La ‘politica’ snobba il turismo
Quanto sopra lamentato si riferisce soprattutto all’Outgoing, ma è l’Incoming (fosse solo per la Bilancia Commerciale, vedi storia dei soldi che vengono invece di andarsene) che più importa e in tal caso le critiche maggiori, più gravi e pesanti vanno rivolte al “pubblico” , alle istituzioni che dovrebbero gestirlo. Quindi la politica. La politica, che peraltro come la stragrande maggioranza degli addetti ai lavori, economisti, imprenditori, ha sempre creduto che i soldi venissero fuori solo dai traffici ma soprattutto dagli altiforni, dalla fabbrichetta. Poi, invece, ma solo recentemente, ecco chi definisce il Turismo “Industria senza Ciminiere” e chi, fatti due conti, scopre che il Turismo produce il più grande fatturato nel mondo (e pure, signori ecologisti, senza inquinare). Ma il Turismo (però) politicamente conta pochino, non solo per i suddetti motivi (pensa ‘solo’ al tempo libero, al divertimento, alla cultura che è cosa astratta) ma anche per altre motivazioni variè (ad esempio non coinvolge grandi masse quindi pochi voti e quei pochi sono dispersi nel territorio).
Bella e inefficiente (l’Italia)
E fu così che oggidì, retrocessa l’Italia al 4° posto della classifica dell’Incoming, si scopre che i siti archeologici sono tenuti da far pena, i musei sono gestiti male, i treni (salvo quelli deluxe del Luca e delle ex FFSS) fan schifo, quanto a Wifi ce n’è di più nel Botswana, nei ristoranti ti fan la cresta sul conto (e l’Italia è l’unica in Europa a fregarti col ‘coperto’) e – quanto a pierre & immagine – ci si è messo pure Schettino (ma questa, avrebbe detto Kipling, è un’altra storia).

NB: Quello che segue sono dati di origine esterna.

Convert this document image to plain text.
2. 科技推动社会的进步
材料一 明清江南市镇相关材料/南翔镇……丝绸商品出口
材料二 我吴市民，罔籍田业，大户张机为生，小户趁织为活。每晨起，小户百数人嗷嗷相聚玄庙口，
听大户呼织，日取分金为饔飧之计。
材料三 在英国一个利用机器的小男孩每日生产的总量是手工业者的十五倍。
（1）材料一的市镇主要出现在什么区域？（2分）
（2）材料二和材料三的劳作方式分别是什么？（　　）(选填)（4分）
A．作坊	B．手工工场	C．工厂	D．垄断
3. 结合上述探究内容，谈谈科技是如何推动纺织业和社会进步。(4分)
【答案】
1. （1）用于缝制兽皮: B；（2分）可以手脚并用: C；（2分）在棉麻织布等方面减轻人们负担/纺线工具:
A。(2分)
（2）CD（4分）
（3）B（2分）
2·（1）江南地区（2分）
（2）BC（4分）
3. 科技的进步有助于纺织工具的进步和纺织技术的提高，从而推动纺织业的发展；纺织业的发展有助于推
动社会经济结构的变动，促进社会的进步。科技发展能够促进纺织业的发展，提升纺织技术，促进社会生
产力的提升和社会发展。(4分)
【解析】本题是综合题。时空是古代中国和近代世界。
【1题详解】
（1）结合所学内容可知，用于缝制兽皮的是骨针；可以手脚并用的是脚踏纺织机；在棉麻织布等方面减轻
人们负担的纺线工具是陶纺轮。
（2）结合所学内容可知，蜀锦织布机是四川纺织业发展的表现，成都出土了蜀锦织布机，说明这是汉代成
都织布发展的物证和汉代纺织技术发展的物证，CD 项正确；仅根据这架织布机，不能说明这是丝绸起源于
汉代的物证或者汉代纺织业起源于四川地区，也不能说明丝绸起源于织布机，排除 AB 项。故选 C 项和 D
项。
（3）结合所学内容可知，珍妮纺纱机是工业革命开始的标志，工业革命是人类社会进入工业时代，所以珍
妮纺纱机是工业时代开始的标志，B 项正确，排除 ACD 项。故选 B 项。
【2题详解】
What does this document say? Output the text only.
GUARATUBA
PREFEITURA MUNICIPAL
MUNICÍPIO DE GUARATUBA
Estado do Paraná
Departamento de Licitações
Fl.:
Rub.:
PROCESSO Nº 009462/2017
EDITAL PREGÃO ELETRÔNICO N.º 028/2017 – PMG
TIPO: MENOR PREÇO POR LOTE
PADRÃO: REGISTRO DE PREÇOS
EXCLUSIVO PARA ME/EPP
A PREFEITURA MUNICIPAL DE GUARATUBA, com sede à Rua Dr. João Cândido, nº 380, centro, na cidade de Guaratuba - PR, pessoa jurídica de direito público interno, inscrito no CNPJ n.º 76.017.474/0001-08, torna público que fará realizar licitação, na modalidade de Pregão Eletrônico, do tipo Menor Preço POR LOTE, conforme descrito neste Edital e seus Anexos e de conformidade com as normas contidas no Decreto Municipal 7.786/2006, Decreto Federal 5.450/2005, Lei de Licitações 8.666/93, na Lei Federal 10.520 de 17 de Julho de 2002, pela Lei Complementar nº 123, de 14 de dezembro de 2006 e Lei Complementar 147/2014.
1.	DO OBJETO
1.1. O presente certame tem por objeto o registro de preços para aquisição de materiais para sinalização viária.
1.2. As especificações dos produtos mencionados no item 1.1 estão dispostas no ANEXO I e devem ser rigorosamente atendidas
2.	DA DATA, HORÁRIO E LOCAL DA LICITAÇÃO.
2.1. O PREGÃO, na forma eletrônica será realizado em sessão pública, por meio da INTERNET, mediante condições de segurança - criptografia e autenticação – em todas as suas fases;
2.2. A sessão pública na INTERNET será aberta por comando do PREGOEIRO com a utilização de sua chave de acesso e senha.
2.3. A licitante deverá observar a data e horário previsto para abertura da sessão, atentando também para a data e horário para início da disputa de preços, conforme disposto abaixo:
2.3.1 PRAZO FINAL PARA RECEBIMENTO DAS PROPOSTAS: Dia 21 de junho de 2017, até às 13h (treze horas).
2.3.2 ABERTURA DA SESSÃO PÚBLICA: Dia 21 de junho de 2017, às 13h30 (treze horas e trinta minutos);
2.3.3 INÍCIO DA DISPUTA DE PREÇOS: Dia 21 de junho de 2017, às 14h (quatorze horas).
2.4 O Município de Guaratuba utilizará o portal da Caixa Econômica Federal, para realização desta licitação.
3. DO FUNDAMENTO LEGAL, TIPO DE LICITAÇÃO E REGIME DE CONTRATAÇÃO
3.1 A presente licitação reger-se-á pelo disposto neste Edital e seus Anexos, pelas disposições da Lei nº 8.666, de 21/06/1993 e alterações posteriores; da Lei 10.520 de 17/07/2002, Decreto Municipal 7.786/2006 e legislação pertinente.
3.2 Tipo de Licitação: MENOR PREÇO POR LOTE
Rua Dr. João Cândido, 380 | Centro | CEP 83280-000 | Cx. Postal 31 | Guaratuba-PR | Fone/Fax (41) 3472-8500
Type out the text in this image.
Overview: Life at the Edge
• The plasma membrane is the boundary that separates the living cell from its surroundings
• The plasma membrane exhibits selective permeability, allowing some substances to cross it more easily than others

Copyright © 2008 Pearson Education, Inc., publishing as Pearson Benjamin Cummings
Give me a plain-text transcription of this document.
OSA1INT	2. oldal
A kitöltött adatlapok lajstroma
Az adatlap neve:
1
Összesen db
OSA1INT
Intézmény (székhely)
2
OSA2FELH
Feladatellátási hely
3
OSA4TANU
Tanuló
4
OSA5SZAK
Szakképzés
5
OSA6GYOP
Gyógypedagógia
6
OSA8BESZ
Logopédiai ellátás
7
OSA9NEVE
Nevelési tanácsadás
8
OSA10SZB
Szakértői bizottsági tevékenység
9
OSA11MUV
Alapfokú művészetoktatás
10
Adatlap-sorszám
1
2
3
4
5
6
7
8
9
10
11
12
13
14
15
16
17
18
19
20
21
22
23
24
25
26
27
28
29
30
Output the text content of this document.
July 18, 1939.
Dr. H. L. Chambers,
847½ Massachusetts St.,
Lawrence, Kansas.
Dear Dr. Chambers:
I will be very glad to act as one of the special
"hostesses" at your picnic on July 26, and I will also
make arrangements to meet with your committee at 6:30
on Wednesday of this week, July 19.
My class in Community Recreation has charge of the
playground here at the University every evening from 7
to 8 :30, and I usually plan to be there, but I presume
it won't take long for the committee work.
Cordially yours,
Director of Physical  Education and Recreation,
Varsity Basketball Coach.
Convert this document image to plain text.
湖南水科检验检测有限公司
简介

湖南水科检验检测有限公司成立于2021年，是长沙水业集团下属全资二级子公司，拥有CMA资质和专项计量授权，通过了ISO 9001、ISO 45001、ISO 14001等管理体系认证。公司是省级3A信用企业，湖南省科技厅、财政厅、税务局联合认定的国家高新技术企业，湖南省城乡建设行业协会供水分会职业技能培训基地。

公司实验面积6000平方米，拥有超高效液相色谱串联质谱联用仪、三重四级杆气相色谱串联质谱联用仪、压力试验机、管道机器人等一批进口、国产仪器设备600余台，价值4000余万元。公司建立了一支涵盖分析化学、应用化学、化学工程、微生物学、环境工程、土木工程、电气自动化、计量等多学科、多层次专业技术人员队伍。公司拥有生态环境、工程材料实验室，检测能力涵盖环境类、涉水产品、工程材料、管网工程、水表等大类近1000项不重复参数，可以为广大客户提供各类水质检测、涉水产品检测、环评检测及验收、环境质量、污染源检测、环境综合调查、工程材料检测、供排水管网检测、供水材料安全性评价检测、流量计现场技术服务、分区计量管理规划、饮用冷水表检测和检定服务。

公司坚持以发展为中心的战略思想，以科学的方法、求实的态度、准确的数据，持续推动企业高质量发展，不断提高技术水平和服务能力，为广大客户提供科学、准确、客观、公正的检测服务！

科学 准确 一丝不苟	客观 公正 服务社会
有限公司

Qui giunti, non è il caso di stupirsi se Beppe Severgnini scrive sul Corriere della Sera (domenica 11 agosto, pag. 19), titolo: “Cartoline dall’Italia così bella e inefficiente, che spreca un tesoro”, sottotitolo “Perché non c’è un vero ministero del Turismo?”.
(17/10/2013)
Mete incoming. Sempre quelle?
Una prova? Il Turismo è stato sempre tanto svilito e sottostimato al punto che per decenni il relativo ministero – dopo l’abbuffata di assegnazioni dei dicasteri più importanti ai boss più potenti – veniva regolarmente affibbiato al peòn più pirla della più sfigata delle correnti della Diccì. E parimenti l’Enit finiva come contentino a gente da accontentare, rampolli eccellenti, amici degli amici (gente che, in generale, dei viaggi&turismo conosceva solo il top, caviale e hotel 5 stelle, mica sapeva come si viaggia con un budget in low cost, che costituisce poi il Turismo più numeroso, ma se è per questo nella testa dei sedicenti esperti nostrani il Turismo nazionale si circoscrive a Roma, Venezia e Firenze, posti che, lo san tutti, ‘si vendono da soli’).